Yağan karların havaların soğumaya başlaması ile donarak yollarda kaygan zeminlere dönüşmesi ve bu kaygan zeminlerin de kazalara neden olması, çocukların okula giderken düşmesi, evsiz kimselerin soğukta kalarak zor bir yaşam şartlarının başlaması kış mevsiminin ruhumuza olan olumsuz etkilerindedir. Her ne kadar kış mevsiminin olumsuz etkileri olsa da bunlara karşı önlem alındığı zaman kış mevsimi hayatı kolaylaştıran bir mevsime dönüşebilir. Kış mevsiminde sobası olanlar sobasını kurar ve akşam olunca evlerin bacalarından çıkan dumanlar insanın içini ısıtır ve insanlar bir evi olduğu için içini bir mutluluk sarar ve kişi eski kışlara özlem duyar.

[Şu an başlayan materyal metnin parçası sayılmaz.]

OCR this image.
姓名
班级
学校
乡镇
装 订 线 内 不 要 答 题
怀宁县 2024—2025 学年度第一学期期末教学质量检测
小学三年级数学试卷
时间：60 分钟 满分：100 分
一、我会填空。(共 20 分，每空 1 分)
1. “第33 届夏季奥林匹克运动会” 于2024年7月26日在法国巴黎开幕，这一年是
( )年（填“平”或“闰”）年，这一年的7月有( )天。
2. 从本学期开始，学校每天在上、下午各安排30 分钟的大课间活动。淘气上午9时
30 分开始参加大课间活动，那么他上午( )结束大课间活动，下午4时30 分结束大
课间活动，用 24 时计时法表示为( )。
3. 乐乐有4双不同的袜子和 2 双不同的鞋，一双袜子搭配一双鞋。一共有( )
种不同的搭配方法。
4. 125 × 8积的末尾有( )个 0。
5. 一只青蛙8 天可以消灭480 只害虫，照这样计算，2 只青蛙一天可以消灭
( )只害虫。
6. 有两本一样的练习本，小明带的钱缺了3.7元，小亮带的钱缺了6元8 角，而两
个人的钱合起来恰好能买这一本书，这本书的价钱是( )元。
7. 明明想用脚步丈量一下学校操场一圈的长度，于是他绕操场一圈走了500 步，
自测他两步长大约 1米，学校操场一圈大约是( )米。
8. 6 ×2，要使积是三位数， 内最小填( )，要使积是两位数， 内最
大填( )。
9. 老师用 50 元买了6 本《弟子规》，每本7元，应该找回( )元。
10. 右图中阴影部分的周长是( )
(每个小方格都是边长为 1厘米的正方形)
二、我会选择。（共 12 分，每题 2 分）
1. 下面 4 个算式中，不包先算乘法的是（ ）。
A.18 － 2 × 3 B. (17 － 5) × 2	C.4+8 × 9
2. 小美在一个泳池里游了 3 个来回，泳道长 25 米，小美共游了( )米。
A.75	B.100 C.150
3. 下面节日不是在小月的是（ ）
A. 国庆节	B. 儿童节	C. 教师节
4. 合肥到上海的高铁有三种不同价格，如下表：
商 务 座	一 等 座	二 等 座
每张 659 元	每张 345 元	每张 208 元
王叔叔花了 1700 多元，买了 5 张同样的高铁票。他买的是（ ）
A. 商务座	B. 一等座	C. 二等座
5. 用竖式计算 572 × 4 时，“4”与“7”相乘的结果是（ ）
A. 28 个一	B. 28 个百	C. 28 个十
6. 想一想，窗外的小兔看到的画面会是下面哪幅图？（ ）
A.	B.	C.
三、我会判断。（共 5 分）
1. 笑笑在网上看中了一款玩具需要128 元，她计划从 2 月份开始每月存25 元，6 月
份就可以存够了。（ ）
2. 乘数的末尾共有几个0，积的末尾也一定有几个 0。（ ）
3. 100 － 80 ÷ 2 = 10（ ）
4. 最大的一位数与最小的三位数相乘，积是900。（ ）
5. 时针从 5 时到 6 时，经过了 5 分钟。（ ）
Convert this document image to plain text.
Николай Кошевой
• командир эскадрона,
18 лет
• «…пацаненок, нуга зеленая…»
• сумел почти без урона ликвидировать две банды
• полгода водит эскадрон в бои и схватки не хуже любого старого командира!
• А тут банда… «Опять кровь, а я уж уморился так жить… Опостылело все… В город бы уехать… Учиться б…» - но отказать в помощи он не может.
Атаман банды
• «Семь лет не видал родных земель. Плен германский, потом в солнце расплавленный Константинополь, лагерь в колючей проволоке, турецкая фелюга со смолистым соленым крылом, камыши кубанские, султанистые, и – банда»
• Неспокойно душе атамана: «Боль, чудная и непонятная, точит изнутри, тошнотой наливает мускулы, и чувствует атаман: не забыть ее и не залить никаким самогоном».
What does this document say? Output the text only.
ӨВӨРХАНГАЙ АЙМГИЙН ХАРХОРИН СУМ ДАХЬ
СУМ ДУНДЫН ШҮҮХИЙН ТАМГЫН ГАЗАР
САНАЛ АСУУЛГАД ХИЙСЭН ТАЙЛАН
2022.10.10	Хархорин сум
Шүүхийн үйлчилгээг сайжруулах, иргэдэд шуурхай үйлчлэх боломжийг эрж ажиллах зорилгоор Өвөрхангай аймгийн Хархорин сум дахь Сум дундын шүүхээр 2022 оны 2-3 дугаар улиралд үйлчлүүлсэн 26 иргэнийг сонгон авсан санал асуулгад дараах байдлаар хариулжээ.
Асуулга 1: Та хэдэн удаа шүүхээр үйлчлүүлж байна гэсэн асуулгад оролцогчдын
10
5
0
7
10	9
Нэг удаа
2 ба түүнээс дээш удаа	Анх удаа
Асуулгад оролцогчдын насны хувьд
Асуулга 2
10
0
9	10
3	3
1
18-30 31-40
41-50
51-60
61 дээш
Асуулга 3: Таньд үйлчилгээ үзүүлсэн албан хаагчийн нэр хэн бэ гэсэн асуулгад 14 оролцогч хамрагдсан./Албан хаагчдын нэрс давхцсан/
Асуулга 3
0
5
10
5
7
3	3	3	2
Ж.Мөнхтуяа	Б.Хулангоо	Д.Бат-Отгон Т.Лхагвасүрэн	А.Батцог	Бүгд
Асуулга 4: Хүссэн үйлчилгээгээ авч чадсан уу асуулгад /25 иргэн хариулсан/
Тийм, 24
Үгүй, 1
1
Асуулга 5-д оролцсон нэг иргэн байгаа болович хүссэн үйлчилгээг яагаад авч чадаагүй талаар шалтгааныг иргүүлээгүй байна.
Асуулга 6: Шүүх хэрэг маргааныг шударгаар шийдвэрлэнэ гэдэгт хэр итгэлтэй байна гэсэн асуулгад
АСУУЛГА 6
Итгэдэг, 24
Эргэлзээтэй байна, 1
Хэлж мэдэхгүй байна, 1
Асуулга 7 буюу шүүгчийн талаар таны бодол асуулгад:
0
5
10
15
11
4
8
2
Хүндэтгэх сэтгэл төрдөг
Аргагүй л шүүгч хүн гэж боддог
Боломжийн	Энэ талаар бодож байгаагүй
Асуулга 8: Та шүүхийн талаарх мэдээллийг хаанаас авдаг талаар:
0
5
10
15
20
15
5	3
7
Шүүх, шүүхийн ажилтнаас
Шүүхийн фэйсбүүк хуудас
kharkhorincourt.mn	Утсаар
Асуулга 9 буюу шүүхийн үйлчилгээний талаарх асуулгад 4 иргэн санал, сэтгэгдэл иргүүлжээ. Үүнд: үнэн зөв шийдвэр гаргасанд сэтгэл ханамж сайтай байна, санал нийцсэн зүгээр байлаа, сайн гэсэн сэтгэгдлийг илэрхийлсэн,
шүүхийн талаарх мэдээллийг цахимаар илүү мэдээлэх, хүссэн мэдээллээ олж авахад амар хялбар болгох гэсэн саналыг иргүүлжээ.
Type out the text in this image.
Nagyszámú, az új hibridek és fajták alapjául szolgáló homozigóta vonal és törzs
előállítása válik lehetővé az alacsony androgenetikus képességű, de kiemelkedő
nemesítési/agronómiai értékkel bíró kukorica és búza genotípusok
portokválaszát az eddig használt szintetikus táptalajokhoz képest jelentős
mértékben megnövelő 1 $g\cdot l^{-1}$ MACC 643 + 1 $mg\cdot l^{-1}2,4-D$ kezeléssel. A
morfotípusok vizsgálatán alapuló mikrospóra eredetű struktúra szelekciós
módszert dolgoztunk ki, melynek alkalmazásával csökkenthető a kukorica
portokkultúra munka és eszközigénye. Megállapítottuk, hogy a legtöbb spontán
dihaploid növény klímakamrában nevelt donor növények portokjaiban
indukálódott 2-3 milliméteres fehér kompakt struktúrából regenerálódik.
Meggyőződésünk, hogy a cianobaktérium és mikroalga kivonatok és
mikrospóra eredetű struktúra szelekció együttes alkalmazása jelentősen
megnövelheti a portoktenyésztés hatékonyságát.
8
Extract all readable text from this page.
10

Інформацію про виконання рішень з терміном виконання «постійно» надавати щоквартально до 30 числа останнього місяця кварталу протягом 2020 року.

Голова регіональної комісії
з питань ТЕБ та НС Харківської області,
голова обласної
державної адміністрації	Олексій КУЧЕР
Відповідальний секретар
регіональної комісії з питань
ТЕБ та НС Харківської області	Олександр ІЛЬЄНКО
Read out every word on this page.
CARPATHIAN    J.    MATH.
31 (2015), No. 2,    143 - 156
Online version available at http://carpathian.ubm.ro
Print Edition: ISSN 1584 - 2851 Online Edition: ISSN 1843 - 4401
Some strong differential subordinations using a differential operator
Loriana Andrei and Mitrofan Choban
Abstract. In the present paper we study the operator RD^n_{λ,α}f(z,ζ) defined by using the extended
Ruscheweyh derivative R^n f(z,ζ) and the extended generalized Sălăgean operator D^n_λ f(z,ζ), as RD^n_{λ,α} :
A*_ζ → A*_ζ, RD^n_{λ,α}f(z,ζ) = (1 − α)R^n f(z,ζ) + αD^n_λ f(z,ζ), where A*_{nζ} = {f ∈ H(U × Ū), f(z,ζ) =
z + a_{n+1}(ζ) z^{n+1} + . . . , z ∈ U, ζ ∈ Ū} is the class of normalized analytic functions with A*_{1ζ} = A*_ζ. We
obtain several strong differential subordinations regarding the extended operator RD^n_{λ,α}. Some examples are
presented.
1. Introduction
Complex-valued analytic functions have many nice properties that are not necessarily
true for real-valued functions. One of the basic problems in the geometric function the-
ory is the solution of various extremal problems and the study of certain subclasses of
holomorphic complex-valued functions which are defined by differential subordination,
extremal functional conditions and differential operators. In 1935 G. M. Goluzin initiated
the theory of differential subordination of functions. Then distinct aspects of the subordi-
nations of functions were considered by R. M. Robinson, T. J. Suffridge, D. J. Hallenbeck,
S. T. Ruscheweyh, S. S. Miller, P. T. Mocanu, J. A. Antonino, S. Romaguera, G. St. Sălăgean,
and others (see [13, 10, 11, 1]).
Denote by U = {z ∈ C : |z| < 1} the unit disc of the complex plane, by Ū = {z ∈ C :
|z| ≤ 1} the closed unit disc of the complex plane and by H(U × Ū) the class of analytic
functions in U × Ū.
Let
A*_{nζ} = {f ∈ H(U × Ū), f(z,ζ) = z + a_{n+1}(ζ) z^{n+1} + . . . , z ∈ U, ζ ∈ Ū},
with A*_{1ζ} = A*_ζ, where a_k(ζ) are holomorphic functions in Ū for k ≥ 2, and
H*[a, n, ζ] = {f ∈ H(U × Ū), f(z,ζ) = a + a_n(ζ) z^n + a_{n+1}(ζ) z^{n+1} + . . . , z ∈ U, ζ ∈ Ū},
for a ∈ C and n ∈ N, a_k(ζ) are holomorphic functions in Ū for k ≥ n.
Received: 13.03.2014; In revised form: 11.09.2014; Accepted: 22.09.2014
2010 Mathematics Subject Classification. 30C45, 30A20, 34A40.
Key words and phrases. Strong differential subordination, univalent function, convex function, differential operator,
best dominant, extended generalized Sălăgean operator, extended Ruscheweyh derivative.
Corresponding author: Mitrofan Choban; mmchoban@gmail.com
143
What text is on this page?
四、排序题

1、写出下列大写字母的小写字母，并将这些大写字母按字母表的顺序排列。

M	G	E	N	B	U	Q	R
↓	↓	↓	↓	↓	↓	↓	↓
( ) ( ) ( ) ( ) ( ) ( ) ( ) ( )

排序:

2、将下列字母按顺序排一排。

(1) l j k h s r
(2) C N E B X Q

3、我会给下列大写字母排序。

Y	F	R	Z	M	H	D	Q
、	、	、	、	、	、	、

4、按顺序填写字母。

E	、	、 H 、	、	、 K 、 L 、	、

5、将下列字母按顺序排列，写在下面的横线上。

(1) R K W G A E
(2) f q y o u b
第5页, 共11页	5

Her ne kadar şimdi çoğu evde doğalgaz yansa da sobalı evlerin ve o evlerin içindeki samimiyeti, sıcaklığın yeri bir başkadır benim için. Sobaya atılan patatesler, soba fırınında yapılan balıklar, kestaneler kış mevsiminin o soğuk etkisini bir nebze de olsa alır. Kışın mahalle kültürü daha da aktif olur. Komşular akşam olunca akşam oturmasına giderler ve birlik, beraberlik ve dayanışma günleri başlar bu zamanlarda. Kim evinde çörek yaparsa o kişi komşusuna da verir ve özellikle de yoksul olan komşulara herkes üzerine düşen sorumlulukları yapar ve o yoksulların da mutlu olması sağlanır. Kar yağdığı zaman çocuklar bağıra çağıra sevinç çığlıkları içinde dışarı koşar ve kardan adam yaparlar, kar topu oynarlar, kızakta kayarlar ve elleri buz kesilene kadar dışarda oynamaya devam ederler. O oyunun çocukların ruhunda oluşturduğu birlik, beraberlik onları daha da mutlu eder.

Karların yağması ve dağların beyaz bir gelinlik giymiş gibi bir görüntüye kavuşması insan ruhunda derin izler bırakır. Kar yağması ile havanın temizlenmesi, mikropların ölmesi salgın hastalıkların yayılmasını da azaltır. Derelerin, nehirlerin, göllerin su ile dolması ve bahar mevsimine hazırlığın başlaması kış sayesinde olur. İşe giden insanlar dışarıdan evlerine geldikleri zaman mutlu olurlar ve mutlu aile sofraları kurulur, havanın ne kadar da soğuk olduğu konuşulur ve evi olan insanlar evi olduğu şükürler eder.

Evi barkı olmayan kimselere de devlet baba el uzatır ve onlar için de gecekondular yapılır ve devlet baba üzerine düşen sorumluluğu yerine getirerek yoksul olan canlara yardım eder. Kış mevsimi bende  kitap okuma alışkanlığımı daha da artırır. Fazla dışarı çıkma imkanım olmadığı için bir kış boyu kitaplarım ile iç içe olurum ve müthiş bir okuma zevki doğar içimde. Kış mevsiminin ruhumuza etkileri bunlardır diyebilirim.